Im Amtsgericht Schöneberg ist man jetzt übrigens erst mal nur noch von 09 bis 13 Uhr erreichbar. Vielleicht war es ja auch schon immer so. Wie sollte es denn auch sonst gewesen sein. Wäre ich Tontechniker, ich würde jetzt in der Auxburger-Puppenkiste nachschauen, wo hier ein Weg nach draußen führt. So aber?

Großes Behördenwesen, schlanker Staat. Aufgabenreduktion. Man fragt sich um 14:30 Uhr, wo die Menschen sind? Denn sie antworten nicht auf Briefe. Ein Gesellschaftervertrag aus dem Aktenfundus des Amtsgerichts (Notariatsverweser) muss beglaubigt hergeschickt werden. Das dauert jetzt schon drei Wochen. Mann, so wird Deutschland nie wieder Weltspitze.

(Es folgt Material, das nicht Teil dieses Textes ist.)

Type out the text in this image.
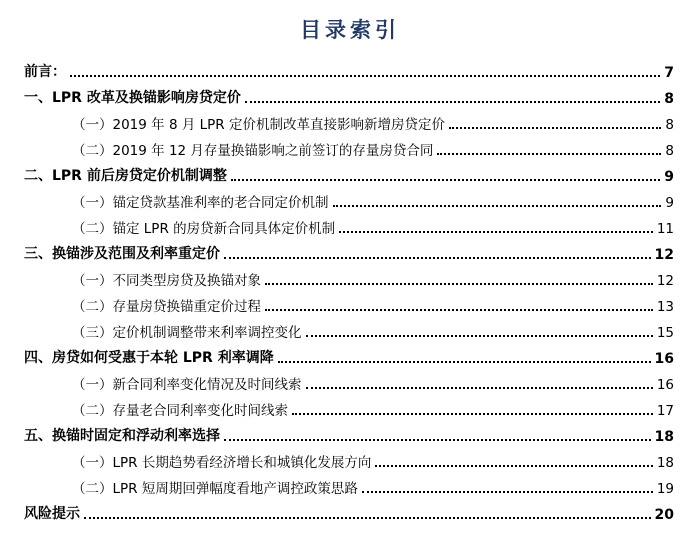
目录索引
前言：	7
一、LPR 改革及换锚影响房贷定价	8
（一）2019 年 8 月 LPR 定价机制改革直接影响新增房贷定价	8
（二）2019 年 12 月存量换锚影响之前签订的存量房贷合同	8
二、LPR 前后房贷定价机制调整	9
（一）锚定贷款基准利率的老合同定价机制	9
（二）锚定 LPR 的房贷新合同具体定价机制	11
三、换锚涉及范围及利率重定价	12
（一）不同类型房贷及换锚对象	12
（二）存量房贷换锚重定价过程	13
（三）定价机制调整带来利率调控变化	15
四、房贷如何受惠于本轮 LPR 利率调降	16
（一）新合同利率变化情况及时间线索	16
（二）存量老合同利率变化时间线索	17
五、换锚时固定和浮动利率选择	18
（一）LPR 长期趋势看经济增长和城镇化发展方向	18
（二）LPR 短周期回弹幅度看地产调控政策思路	19
风险提示	20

Auf Nachfrage gibt es allerdings die Telefonzentrale: Da geht zwar auch immer erst mal keiner ran, weil gerade alle im Gespräch sind. Nur mit wem? Mit mir ja nicht. Ich bin der Andere, die Anderen, das sind wir. Die Landbevölkerung.

Berlin – ein Unternehmen Zukunft.

Was wir heute nicht schaffen, das lassen wir morgen schon liegen.

Außer Flughafen.

3209/17: Positionen: Das Schlagwort „eRechnung“ nimmt Fahrt auf und führt zu systematischerer Berichterstattung.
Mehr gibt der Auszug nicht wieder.